2. Data Manipulation
Pandas is exceptional for tabular data:
import pandas as pd
df = pd.read_csv("data.csv")
result = (df
.groupby("category")
.agg({"value": ["mean", "std"], "count": "sum"})
.sort_values(("value", "mean"), ascending=False)
)
MATLAB's table type has improved, but Pandas is more flexible and ergonomic for complex data wrangling.
3. Cost and Accessibility
This is the elephant in the room. MATLAB requires expensive licenses ($2,150+ per year for commercial use, each toolbox extra). Python is free. For personal projects, open-source work, and startups, this matters enormously.

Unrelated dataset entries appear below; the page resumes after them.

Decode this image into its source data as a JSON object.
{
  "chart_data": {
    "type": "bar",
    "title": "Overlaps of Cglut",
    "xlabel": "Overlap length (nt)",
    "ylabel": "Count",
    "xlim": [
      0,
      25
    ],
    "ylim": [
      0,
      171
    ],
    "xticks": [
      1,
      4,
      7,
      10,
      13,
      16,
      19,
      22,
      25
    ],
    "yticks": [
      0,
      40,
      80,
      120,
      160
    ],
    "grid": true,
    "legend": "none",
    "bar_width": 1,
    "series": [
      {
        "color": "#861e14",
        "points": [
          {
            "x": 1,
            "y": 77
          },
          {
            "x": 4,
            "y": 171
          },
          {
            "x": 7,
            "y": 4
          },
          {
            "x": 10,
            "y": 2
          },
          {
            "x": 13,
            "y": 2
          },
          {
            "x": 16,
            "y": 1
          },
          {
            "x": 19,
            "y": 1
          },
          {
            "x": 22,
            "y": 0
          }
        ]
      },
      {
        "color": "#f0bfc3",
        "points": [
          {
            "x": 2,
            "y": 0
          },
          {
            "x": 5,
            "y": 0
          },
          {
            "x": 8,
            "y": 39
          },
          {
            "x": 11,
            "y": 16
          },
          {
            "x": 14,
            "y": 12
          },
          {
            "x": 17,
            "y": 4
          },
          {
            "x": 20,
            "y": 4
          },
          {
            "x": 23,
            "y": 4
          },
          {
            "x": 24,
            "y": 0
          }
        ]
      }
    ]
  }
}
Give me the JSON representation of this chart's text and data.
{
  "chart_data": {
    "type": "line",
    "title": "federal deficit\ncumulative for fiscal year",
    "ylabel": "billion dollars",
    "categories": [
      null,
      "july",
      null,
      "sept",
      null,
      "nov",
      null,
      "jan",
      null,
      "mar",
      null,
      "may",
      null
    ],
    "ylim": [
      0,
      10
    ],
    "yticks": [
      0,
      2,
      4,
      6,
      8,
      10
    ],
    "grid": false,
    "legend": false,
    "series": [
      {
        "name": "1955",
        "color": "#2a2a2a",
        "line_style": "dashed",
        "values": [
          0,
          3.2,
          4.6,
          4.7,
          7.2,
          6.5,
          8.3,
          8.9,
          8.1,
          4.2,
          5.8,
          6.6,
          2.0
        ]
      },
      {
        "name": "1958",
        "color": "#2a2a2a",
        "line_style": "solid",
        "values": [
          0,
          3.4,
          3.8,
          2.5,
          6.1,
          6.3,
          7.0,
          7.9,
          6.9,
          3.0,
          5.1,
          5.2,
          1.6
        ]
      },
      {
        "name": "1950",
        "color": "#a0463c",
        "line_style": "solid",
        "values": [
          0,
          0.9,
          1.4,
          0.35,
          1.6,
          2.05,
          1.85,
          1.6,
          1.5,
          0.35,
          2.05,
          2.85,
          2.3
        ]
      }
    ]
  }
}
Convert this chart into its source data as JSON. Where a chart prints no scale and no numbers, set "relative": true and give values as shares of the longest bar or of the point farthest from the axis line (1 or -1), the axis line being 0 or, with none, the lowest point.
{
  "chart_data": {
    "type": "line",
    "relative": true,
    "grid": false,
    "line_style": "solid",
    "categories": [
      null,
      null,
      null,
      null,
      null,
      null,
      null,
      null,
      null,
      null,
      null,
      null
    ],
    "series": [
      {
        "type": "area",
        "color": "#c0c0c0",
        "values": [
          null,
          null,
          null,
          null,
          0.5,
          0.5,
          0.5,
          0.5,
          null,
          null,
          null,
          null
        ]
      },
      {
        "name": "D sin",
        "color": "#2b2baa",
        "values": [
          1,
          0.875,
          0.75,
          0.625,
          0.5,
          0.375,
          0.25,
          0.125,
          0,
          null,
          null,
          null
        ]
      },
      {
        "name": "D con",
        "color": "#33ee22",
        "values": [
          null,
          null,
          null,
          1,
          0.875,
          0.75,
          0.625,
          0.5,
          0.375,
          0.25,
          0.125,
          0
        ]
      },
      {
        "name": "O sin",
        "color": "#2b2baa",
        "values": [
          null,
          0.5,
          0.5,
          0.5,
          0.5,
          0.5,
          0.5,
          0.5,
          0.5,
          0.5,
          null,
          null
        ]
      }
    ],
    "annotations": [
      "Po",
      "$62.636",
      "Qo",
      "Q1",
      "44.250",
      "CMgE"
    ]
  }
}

4. Deployment and Integration
Python runs everywhere. You can:
- Build web APIs with Flask/FastAPI
- Create CLI tools with Click/Typer
- Deploy ML models with Docker
- Integrate with virtually any system
MATLAB Compiler exists but adds complexity and cost.
5. Package Ecosystem
pip has 400,000+ packages. MATLAB's File Exchange is useful but smaller by orders of magnitude.
My Workflow
I use both, depending on the task:
| Task | My Choice |
|---|---|
| Signal processing (GPR, EMG) | MATLAB |
| Quick matrix prototyping | MATLAB |
| Machine learning projects | Python |
| Data pipeline / ETL | Python |
| Academic research (in my department) | MATLAB |
| Open-source / deployment | Python |
| Deep learning | Python |
| Control systems | MATLAB |
The Verdict
There is no universal winner. MATLAB excels in engineering domains — signal processing, control systems, and simulation. Python excels in software engineering contexts — ML deployment, web integration, and general-purpose programming.
If I had to pick one for a career in data science, I'd pick Python for its breadth and accessibility. But for specific engineering disciplines, knowing MATLAB is still a significant advantage. Ideally, learn both and use each where it shines.